ふと思いついて、まさかとは思いつつ……ほとんどからかい、冗談のつもりで口を開いた。
「もしかして夏祭りの指輪とか?」
「ッ――!ど、どうして!?」
「当たってんのっ!?」
ざわめきがピタリとやむ。周りを見ると…こちらに視線が集まっていた。頭を下げつつ、声を抑えて机に身を乗り出す。
夏祭りの的屋の賞品のプラスチックの指輪は、雪葉にあげたまま、その存在を忘れていた。対し雪葉はずっと覚えていたのか。
「マジで……?」
「さ、さぁ?しらないっ……」
ぷい、とそっぽを向いたときは話す気がないサインだ。おとなしく引き下がるが吉。でも、顔はにやけてしまう。

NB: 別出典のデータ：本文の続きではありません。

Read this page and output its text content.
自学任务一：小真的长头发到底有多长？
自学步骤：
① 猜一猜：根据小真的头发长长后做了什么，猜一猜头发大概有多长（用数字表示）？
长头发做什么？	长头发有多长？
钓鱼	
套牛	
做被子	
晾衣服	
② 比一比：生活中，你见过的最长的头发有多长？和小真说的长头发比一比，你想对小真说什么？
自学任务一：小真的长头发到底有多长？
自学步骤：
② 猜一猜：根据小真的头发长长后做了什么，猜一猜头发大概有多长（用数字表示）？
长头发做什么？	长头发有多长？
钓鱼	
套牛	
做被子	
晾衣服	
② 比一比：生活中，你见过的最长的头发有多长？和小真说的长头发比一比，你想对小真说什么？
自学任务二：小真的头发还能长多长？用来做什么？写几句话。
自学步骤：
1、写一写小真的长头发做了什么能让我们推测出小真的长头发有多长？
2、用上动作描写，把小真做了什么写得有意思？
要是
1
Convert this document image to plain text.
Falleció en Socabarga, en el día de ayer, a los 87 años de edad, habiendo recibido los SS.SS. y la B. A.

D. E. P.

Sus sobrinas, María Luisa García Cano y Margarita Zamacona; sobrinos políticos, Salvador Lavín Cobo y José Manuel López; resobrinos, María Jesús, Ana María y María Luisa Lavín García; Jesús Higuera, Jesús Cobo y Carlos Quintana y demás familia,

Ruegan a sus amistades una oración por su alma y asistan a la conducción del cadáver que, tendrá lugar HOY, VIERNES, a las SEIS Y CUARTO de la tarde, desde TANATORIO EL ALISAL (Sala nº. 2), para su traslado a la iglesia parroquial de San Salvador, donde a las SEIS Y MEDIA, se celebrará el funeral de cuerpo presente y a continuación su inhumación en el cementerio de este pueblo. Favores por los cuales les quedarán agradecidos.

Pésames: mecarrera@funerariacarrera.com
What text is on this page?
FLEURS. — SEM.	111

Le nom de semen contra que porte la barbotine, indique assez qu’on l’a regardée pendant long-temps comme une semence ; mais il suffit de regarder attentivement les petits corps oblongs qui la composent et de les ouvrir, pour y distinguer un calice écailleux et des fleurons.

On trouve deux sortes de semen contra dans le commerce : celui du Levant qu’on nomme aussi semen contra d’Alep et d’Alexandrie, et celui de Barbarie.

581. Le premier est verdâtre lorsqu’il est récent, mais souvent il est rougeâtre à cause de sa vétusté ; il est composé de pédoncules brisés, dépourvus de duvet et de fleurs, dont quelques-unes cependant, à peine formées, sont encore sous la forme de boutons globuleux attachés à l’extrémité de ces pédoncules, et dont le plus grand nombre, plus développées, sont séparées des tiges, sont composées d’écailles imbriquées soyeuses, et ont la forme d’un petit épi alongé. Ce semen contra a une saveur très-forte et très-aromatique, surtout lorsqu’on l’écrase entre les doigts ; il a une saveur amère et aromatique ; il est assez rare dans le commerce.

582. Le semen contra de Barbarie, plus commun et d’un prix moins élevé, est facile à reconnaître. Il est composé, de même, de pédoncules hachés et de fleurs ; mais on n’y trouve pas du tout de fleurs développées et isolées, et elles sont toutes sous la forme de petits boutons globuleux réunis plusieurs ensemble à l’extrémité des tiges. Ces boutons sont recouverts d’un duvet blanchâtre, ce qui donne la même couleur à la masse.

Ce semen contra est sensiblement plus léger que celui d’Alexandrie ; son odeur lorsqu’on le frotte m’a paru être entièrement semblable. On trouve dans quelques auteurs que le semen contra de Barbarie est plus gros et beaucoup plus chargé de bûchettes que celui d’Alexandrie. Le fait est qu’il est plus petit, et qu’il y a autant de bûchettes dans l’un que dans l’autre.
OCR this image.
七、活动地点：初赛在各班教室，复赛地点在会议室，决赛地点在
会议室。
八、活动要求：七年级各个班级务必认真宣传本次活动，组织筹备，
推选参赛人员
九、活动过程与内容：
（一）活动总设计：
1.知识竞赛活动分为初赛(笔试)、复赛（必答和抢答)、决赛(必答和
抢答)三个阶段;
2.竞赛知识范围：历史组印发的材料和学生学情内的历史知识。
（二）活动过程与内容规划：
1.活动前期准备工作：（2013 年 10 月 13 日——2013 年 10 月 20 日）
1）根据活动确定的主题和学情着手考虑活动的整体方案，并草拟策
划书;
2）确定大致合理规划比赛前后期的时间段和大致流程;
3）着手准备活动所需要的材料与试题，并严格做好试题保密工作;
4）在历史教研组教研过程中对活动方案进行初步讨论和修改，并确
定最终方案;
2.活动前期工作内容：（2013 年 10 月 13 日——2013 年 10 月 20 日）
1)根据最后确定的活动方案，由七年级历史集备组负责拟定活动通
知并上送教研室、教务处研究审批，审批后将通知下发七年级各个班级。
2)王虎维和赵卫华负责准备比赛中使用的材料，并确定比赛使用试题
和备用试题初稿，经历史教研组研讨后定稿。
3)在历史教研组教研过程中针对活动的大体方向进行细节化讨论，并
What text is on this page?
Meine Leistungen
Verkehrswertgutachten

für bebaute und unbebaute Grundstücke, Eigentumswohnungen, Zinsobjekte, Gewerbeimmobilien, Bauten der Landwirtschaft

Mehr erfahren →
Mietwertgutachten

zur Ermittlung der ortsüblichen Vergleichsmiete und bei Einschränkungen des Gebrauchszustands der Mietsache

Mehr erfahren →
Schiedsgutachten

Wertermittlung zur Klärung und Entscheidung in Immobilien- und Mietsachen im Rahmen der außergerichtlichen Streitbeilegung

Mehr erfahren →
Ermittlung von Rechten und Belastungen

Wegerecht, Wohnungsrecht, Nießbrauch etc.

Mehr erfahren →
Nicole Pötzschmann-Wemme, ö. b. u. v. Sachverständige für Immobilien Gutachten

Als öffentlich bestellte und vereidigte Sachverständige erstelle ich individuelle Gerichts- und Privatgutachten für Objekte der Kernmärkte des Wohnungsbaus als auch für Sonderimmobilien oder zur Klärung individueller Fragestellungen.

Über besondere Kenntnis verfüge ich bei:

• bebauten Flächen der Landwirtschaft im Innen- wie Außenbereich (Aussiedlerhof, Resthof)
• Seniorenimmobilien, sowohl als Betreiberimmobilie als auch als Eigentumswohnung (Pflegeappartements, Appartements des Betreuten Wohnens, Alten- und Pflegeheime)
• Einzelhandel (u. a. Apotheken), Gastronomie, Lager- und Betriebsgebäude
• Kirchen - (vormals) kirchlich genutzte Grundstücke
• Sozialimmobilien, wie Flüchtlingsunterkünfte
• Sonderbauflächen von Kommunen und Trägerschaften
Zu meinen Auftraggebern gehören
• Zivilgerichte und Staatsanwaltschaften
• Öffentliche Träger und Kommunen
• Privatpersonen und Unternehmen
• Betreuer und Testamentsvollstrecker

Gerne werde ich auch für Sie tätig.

オモチャの指輪でも、首にかけてくれてるのか。そうか……俺があげたからかな?だとしたら嬉しいな。
「ニヤニヤしないで変態……」
こちらにジト目を向けて、雪葉はケーキを頬張った。
変態と言われたので仕返しにと、口を開く。
「いつか本物の指輪、あげるからな?」
「ばかっ……。……クレープ、だから」
「ぶっ……げほっ、げほっ……」
確約された未来にむせて口を抑えて、雪葉を見上げると……ゆでだこのように真っ赤な顔で、もう一度雪葉が言った。